Using MarkLogic Content Pump (mlcp)

Supported Input Format Summary

Use the -input_file_type option to tell mlcp the format of the data in each input file (or each entry inside a compressed file). This option controls if/how mlcp converts the content into database documents.

The default input type is documents, which means each input file or ZIP file entry creates one database document. All other input file types represent composite input formats which can yield multiple database documents per input file.

The following table provides a quick reference of the supported input file types, along with the allowed document types for each, and whether or not they can be passed to mlcp as compressed files.

input_file_type

Document Type

-input_compressed permitted

documents

XML, JSON, text, or binary; controlled with -document_type.

Yes

archive

As in the database: XML, JSON, text, and/or binary documents, plus metadata. The type is not under user control.

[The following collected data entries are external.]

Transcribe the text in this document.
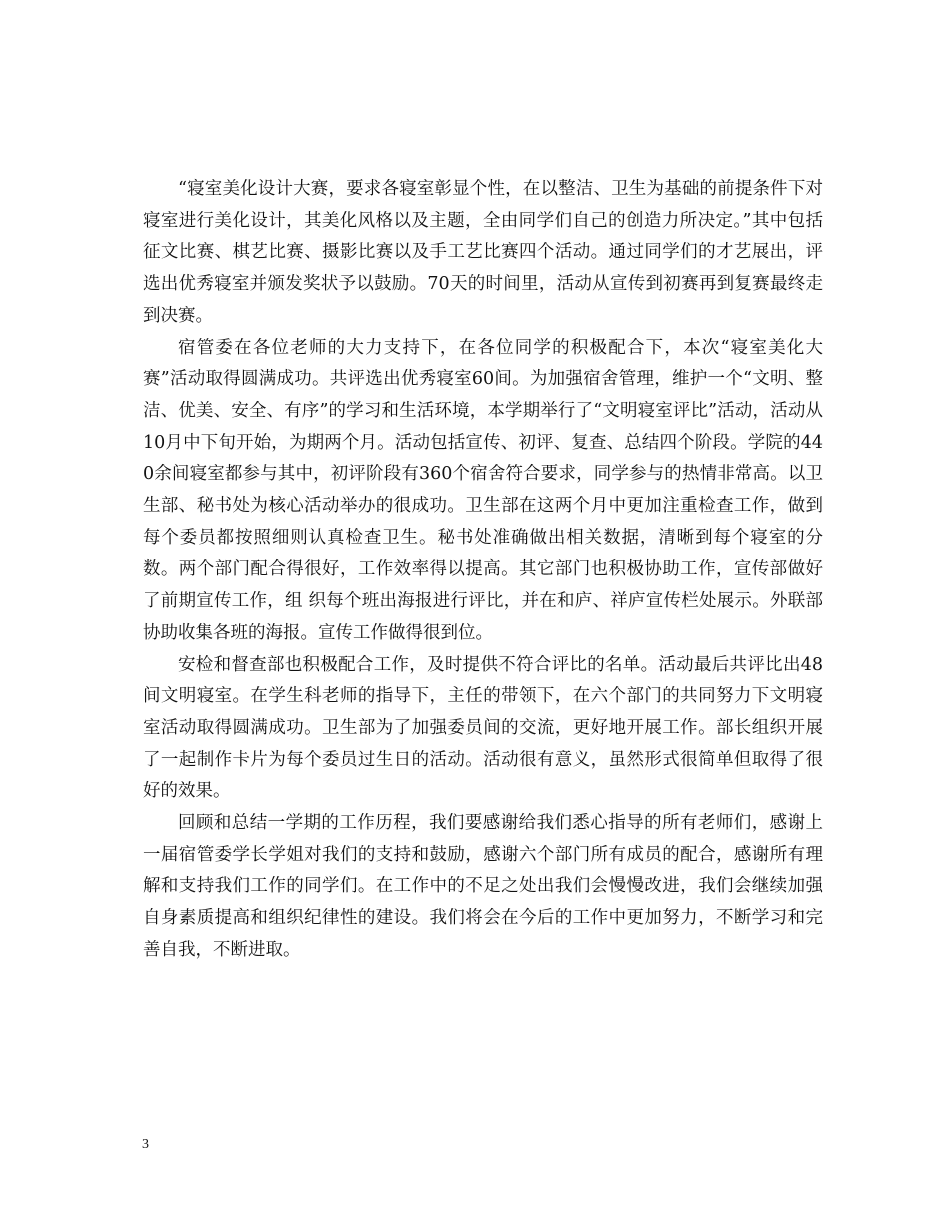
“寝室美化设计大赛，要求各寝室彰显个性，在以整洁、卫生为基础的前提条件下对寝室进行美化设计，其美化风格以及主题，全由同学们自己的创造力所决定。”其中包括征文比赛、棋艺比赛、摄影比赛以及手工艺比赛四个活动。通过同学们的才艺展出，评选出优秀寝室并颁发奖状予以鼓励。70天的时间里，活动从宣传到初赛再到复赛最终走到决赛。

宿管委在各位老师的大力支持下，在各位同学的积极配合下，本次“寝室美化大赛”活动取得圆满成功。共评选出优秀寝室60间。为加强宿舍管理，维护一个“文明、整洁、优美、安全、有序”的学习和生活环境，本学期举行了“文明寝室评比”活动，活动从10月中下旬开始，为期两个月。活动包括宣传、初评、复查、总结四个阶段。学院的440余间寝室都参与其中，初评阶段有360个宿舍符合要求，同学参与的热情非常高。以卫生部、秘书处为核心活动举办的很成功。卫生部在这两个月中更加注重检查工作，做到每个委员都按照细则认真检查卫生。秘书处准确做出相关数据，清晰到每个寝室的分数。两个部门配合得很好，工作效率得以提高。其它部门也积极协助工作，宣传部做好了前期宣传工作，组 织每个班出海报进行评比，并在和庐、祥庐宣传栏处展示。外联部协助收集各班的海报。宣传工作做得很到位。

安检和督查部也积极配合工作，及时提供不符合评比的名单。活动最后共评比出48间文明寝室。在学生科老师的指导下，主任的带领下，在六个部门的共同努力下文明寝室活动取得圆满成功。卫生部为了加强委员间的交流，更好地开展工作。部长组织开展了一起制作卡片为每个委员过生日的活动。活动很有意义，虽然形式很简单但取得了很好的效果。

回顾和总结一学期的工作历程，我们要感谢给我们悉心指导的所有老师们，感谢上一届宿管委学长学姐对我们的支持和鼓励，感谢六个部门所有成员的配合，感谢所有理解和支持我们工作的同学们。在工作中的不足之处出我们会慢慢改进，我们会继续加强自身素质提高和组织纪律性的建设。我们将会在今后的工作中更加努力，不断学习和完善自我，不断进取。

3
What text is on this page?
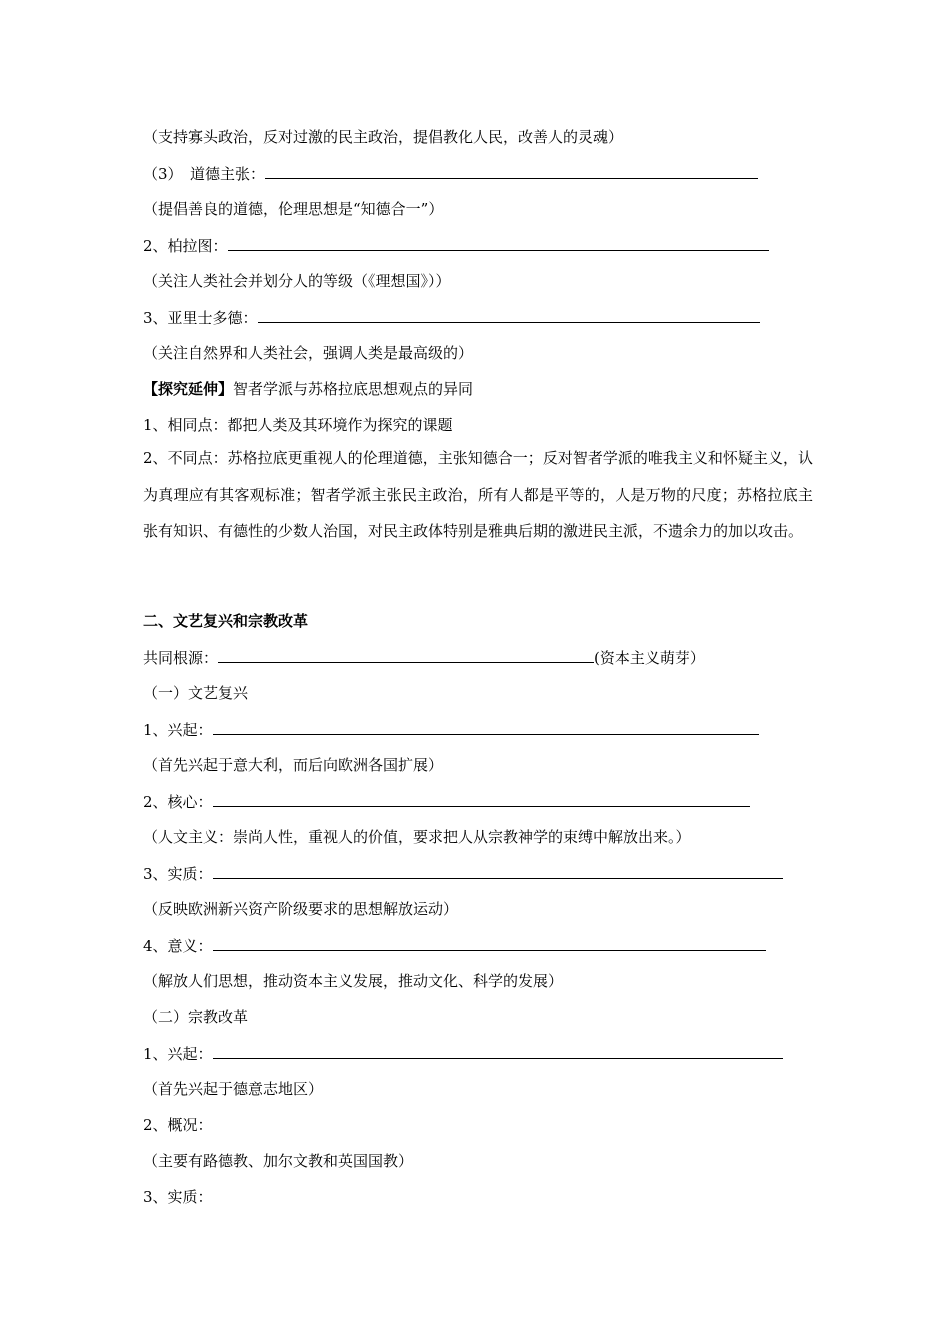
（支持寡头政治，反对过激的民主政治，提倡教化人民，改善人的灵魂）
（3）　道德主张：
（提倡善良的道德，伦理思想是“知德合一”）
2、柏拉图：
（关注人类社会并划分人的等级（《理想国》））
3、亚里士多德：
（关注自然界和人类社会，强调人类是最高级的）
【探究延伸】智者学派与苏格拉底思想观点的异同
1、相同点：都把人类及其环境作为探究的课题
2、不同点：苏格拉底更重视人的伦理道德，主张知德合一；反对智者学派的唯我主义和怀疑主义，认为真理应有其客观标准；智者学派主张民主政治，所有人都是平等的，人是万物的尺度；苏格拉底主张有知识、有德性的少数人治国，对民主政体特别是雅典后期的激进民主派，不遗余力的加以攻击。
二、文艺复兴和宗教改革
共同根源：	(资本主义萌芽）
（一）文艺复兴
1、兴起：
（首先兴起于意大利，而后向欧洲各国扩展）
2、核心：
（人文主义：崇尚人性，重视人的价值，要求把人从宗教神学的束缚中解放出来。）
3、实质：
（反映欧洲新兴资产阶级要求的思想解放运动）
4、意义：
（解放人们思想，推动资本主义发展，推动文化、科学的发展）
（二）宗教改革
1、兴起：
（首先兴起于德意志地区）
2、概况：
（主要有路德教、加尔文教和英国国教）
3、实质：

No (archives are already in compressed format)

delimited_text

XML or JSON

Yes

delimited_json

JSON

Yes

sequencefile

XML, text or binary; controlled with these options:

-input_sequencefile_value_class -input_sequencefile_value_type

No. However, the contents can be compressed when you create the sequence file. Compression is bound up with the value class you use to generate and import the file.

aggregates

XML

Yes

rdf

Serialized RDF triples, in one of several formats. For details, see Supported RDF Triple Formats in the Semantic Graph Developer’s Guide. RDF/JSON is not supported.

Yes

forest

As in the database: XML, JSON, text, and/or binary documents. The type is not under user control.

No

When the input file type is documents or sequencefile you must consider both the input format (-input_file_type) and the output document format (-document_type). In addition, for some input formats, input can come from either compressed or uncompressed files (-input_compressed).

The -document_type option controls the database document format when -input_file_type is documents or sequencefile. MarkLogic Server supports text, JSON, XML, and binary documents. If the document type is not explicitly set with these input file types, mlcp uses the input file suffix to determine the type. For details, see How mlcp Determines Document Type.

Note

You cannot use mlcp to perform document conversions. Your input data should match the stated document type. For example, you cannot convert XML input into a JSON document just by setting -document_type json.